Marcel Kahan, George T. Lowy Professor of Law, and Edward Rock, Saul A. Fox Distinguished Professor of Business Law at the University of Pennsylvania Law School, whom The Deal.com calls “two of American corporate law’s most thoughtful – and productive – scholars,” offer a thorough overview in their new paper of the trends that have reduced CEO power in favor of shareholders and boards.
In “Embattled CEOs,” Kahan and Rock note that the most important trend is the rise of institutional investors that began as far back as the 1980s and has continued unabated.
“Aggregate ownership by institutions has increased every single year since 2000, meaning that the day is not far off when dispersed individual investors will own only a trivial fraction of equities,” the authors write.
As shareholder power has increased, boards have become more independent of their CEOs, and the percentage of boards with nominating and corporate governance committees has increased over the past decade, as has the percentage with a formal process for evaluating CEOs.
The authors doubt the trend will change. “Unlike the 1980s, the threat to managers derives from multiple sources – traditional institutions, hedge funds, proxy advisors, technology, and their fellow directors – rather than from a small group of raiders.”
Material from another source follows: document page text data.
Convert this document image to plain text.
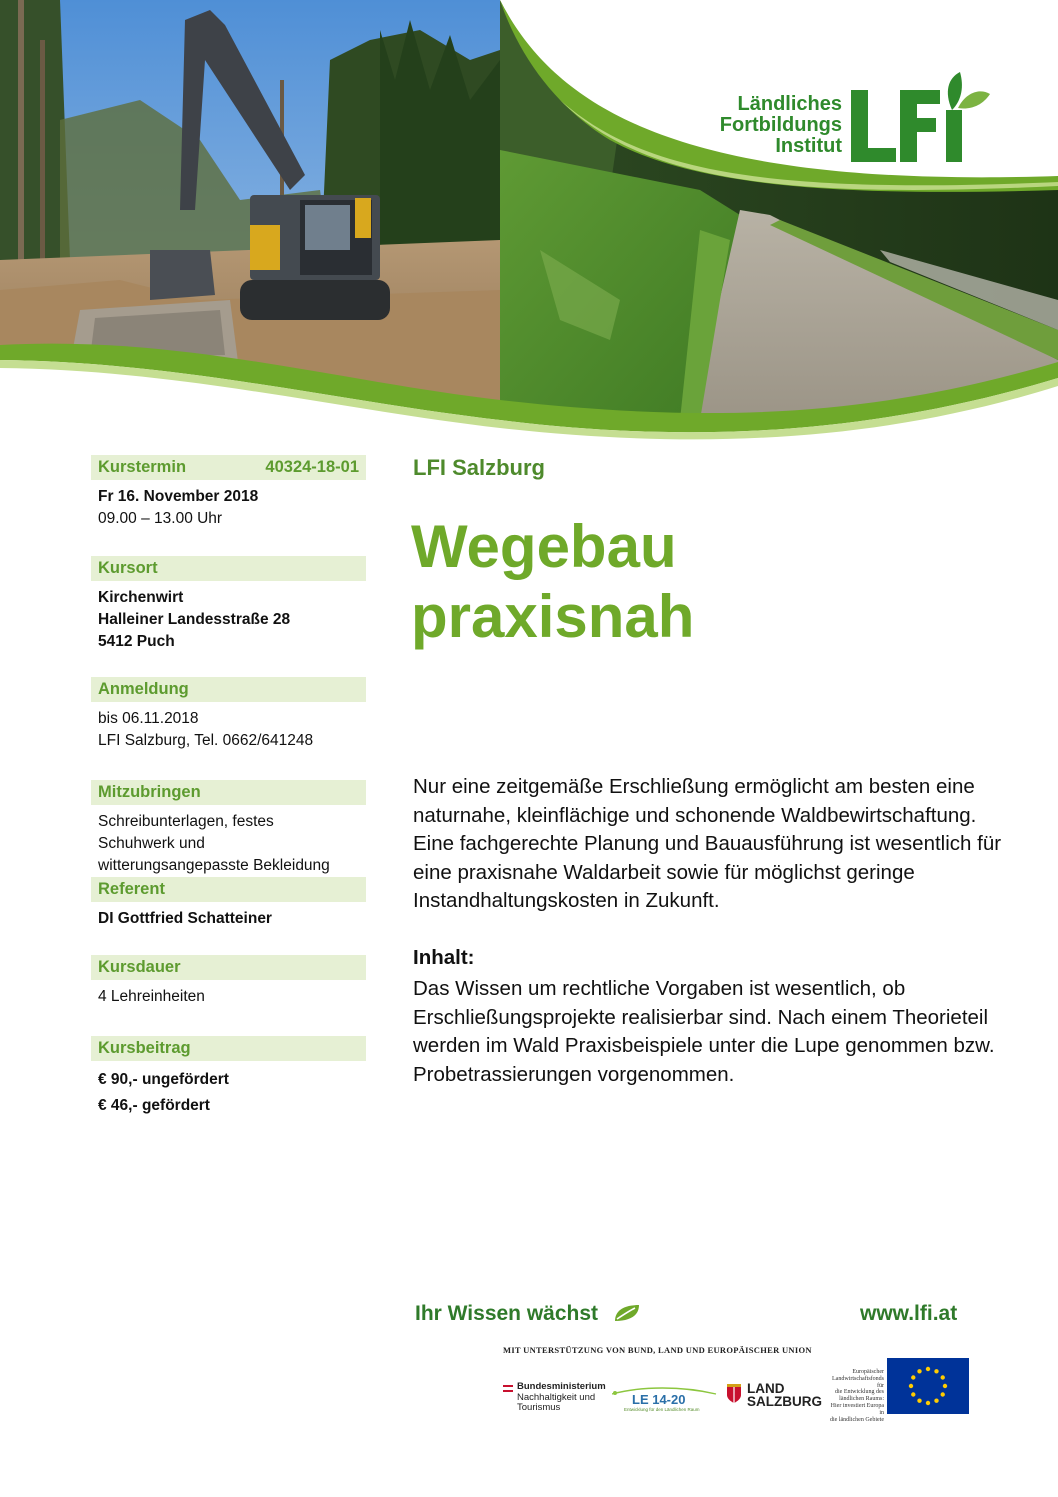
Ländliches
Fortbildungs
Institut
Kurstermin	40324-18-01
Fr 16. November 2018
09.00 – 13.00 Uhr
Kursort
Kirchenwirt
Halleiner Landesstraße 28
5412 Puch
Anmeldung
bis 06.11.2018
LFI Salzburg, Tel. 0662/641248
Mitzubringen
Schreibunterlagen, festes
Schuhwerk und
witterungsangepasste Bekleidung
Referent
DI Gottfried Schatteiner
Kursdauer
4 Lehreinheiten
Kursbeitrag
€ 90,- ungefördert
€ 46,- gefördert
LFI Salzburg
Wegebau
praxisnah

Nur eine zeitgemäße Erschließung ermöglicht am besten eine naturnahe, kleinflächige und schonende Waldbewirtschaftung. Eine fachgerechte Planung und Bauausführung ist wesentlich für eine praxisnahe Waldarbeit sowie für möglichst geringe Instandhaltungskosten in Zukunft.

Inhalt:

Das Wissen um rechtliche Vorgaben ist wesentlich, ob Erschließungsprojekte realisierbar sind. Nach einem Theorieteil werden im Wald Praxisbeispiele unter die Lupe genommen bzw. Probetrassierungen vorgenommen.

Ihr Wissen wächst	www.lfi.at
MIT UNTERSTÜTZUNG VON BUND, LAND UND EUROPÄISCHER UNION
Bundesministerium
Nachhaltigkeit und
Tourismus
LE 14-20
Entwicklung für den Ländlichen Raum
LAND
SALZBURG
Europäischer
Landwirtschaftsfonds für
die Entwicklung des
ländlichen Raums:
Hier investiert Europa in
die ländlichen Gebiete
Kahan is also working on a series of papers about proxy advisers with Stephen Choi, Murray and Kathleen Bring Professor of Law, and Professor Jill Fisch of the University of Pennsylvania Law School.
In the first, they analyze the recommendations made by four proxy advisory firms. The authors write that the firms provide only “limited transparency” into the ways they reach their decisions despite the importance of their recommendations in director elections and proxy contests.
The authors wonder whether the mutual funds, pension funds, and other investors that use the various firms’ ratings know the reasons for them. If not, then the firms “would lack accountability for, and could pursue their own agenda in making, their voting recommendations,” they write.